Experimental Design: We developed an antiangiogenic PRRA with structural improvements. The antitumor efficacy of EndoAngio-PRRA was evaluated in prostate-specific antigen/prostate-specific membrane antigen (PSA/PSMA)-positive, androgen-independent CWR22rv tumor models. The tumor vasculature and cell morphology were observed by dual-photon microscopy. The antiangiogenic effect of EndoAngio delivered by PRRA and the killing activity of EndoAngio-PRRA were evaluated in vitro. Virus-inactivated conditioned media from virus-infected PSA/PSMA-positive cells were tested for apoptosis induction in prostate cancer cells.

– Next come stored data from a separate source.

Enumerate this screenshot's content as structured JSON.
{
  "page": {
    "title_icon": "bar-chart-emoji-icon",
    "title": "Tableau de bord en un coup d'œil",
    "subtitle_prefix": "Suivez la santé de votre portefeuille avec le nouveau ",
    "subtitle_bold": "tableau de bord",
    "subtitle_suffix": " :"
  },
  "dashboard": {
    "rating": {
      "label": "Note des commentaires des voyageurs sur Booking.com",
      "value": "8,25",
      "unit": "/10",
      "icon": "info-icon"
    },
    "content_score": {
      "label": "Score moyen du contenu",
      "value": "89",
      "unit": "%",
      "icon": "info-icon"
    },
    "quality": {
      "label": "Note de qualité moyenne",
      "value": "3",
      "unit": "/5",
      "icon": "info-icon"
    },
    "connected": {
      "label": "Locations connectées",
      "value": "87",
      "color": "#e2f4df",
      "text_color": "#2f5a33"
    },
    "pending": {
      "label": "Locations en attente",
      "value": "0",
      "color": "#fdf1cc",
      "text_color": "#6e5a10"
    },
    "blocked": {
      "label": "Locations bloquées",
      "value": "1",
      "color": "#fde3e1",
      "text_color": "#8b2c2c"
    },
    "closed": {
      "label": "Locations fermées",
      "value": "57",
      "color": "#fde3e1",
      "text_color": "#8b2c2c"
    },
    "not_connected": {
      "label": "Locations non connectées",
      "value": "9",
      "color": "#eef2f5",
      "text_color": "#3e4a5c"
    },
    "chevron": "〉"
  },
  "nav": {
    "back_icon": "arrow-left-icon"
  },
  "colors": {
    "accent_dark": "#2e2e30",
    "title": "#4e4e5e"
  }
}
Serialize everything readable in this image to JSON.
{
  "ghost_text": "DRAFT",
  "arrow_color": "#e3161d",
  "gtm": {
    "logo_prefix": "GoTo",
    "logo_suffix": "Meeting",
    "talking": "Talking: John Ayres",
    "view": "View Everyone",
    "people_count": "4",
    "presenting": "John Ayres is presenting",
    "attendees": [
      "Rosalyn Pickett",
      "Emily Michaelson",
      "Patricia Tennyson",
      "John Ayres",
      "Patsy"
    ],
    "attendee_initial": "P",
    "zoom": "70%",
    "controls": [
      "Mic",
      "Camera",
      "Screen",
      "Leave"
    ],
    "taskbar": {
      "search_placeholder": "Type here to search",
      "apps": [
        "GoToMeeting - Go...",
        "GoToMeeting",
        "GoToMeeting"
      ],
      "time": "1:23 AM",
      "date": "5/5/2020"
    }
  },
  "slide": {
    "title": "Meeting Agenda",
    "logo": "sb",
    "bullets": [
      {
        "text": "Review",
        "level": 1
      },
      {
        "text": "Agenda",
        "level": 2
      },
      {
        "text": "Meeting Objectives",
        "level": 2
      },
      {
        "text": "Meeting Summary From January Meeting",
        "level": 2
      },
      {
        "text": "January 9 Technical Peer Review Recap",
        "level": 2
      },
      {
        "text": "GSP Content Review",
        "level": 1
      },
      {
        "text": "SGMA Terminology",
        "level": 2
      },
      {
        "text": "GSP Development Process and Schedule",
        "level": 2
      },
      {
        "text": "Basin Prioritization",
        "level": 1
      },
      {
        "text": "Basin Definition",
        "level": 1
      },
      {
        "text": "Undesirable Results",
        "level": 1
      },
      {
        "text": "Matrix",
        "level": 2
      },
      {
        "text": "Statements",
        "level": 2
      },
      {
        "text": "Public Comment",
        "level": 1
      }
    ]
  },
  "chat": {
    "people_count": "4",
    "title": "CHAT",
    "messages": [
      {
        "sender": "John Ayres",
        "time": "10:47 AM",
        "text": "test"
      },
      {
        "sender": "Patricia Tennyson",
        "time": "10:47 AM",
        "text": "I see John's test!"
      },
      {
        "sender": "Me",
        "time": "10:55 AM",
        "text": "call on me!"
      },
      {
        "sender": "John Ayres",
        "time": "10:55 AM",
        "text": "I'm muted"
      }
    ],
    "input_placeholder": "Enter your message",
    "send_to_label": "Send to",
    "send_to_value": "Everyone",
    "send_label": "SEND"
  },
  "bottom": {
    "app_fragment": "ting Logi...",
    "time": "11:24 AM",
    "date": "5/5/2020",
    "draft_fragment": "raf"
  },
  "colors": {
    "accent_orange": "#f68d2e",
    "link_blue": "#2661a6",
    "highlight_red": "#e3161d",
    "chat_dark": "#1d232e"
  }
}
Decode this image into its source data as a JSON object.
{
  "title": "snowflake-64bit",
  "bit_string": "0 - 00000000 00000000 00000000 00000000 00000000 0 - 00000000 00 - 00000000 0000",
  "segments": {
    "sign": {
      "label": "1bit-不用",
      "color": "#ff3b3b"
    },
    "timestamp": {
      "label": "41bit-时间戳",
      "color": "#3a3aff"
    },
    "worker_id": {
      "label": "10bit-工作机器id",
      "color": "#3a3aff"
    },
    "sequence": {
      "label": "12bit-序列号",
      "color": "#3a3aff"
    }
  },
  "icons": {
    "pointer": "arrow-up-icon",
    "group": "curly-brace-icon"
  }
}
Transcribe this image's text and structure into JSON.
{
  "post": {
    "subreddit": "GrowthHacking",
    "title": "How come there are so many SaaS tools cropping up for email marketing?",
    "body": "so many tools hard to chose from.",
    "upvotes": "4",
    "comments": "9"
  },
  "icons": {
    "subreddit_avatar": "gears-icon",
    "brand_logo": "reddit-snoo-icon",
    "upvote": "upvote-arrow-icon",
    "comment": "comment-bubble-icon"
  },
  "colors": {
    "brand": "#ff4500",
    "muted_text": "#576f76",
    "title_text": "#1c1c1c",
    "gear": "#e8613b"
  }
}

Results: Our novel EndoAngio-PRRA is a strong antiangiogenic and antitumor agent. Nine of 10 CWR22rv tumors treated by EndoAngio-PRRA completely regressed, with 1 tumor remaining in a dormant status for 26 weeks after treatment. Dual-photon microscopy revealed that EndoAngio-PRRA not only inhibited the development of tumor vasculature but also induced apoptosis in tumor cells. Subsequent in vitro study indicated that EndoAngio-PRRA exhibited stronger tumor-specific killing activity than enhanced green fluorescent protein-PRRA, which expresses enhanced green fluorescent protein instead of EndoAngio. Virus-inactivated conditioned medium from EndoAngio-PRRA–infected PSA/PSMA-positive cells induced apoptosis in C4-2 and CWR22rv cells.

Conclusions: EndoAngio-PRRA uniquely combines three distinct antitumor effects to eliminate androgen-independent prostate cancer: antiangiogenesis, viral oncolysis, and apoptosis. This novel antiangiogenic PRRA represents a powerful agent feasible for future clinical trials for prostate cancer therapy.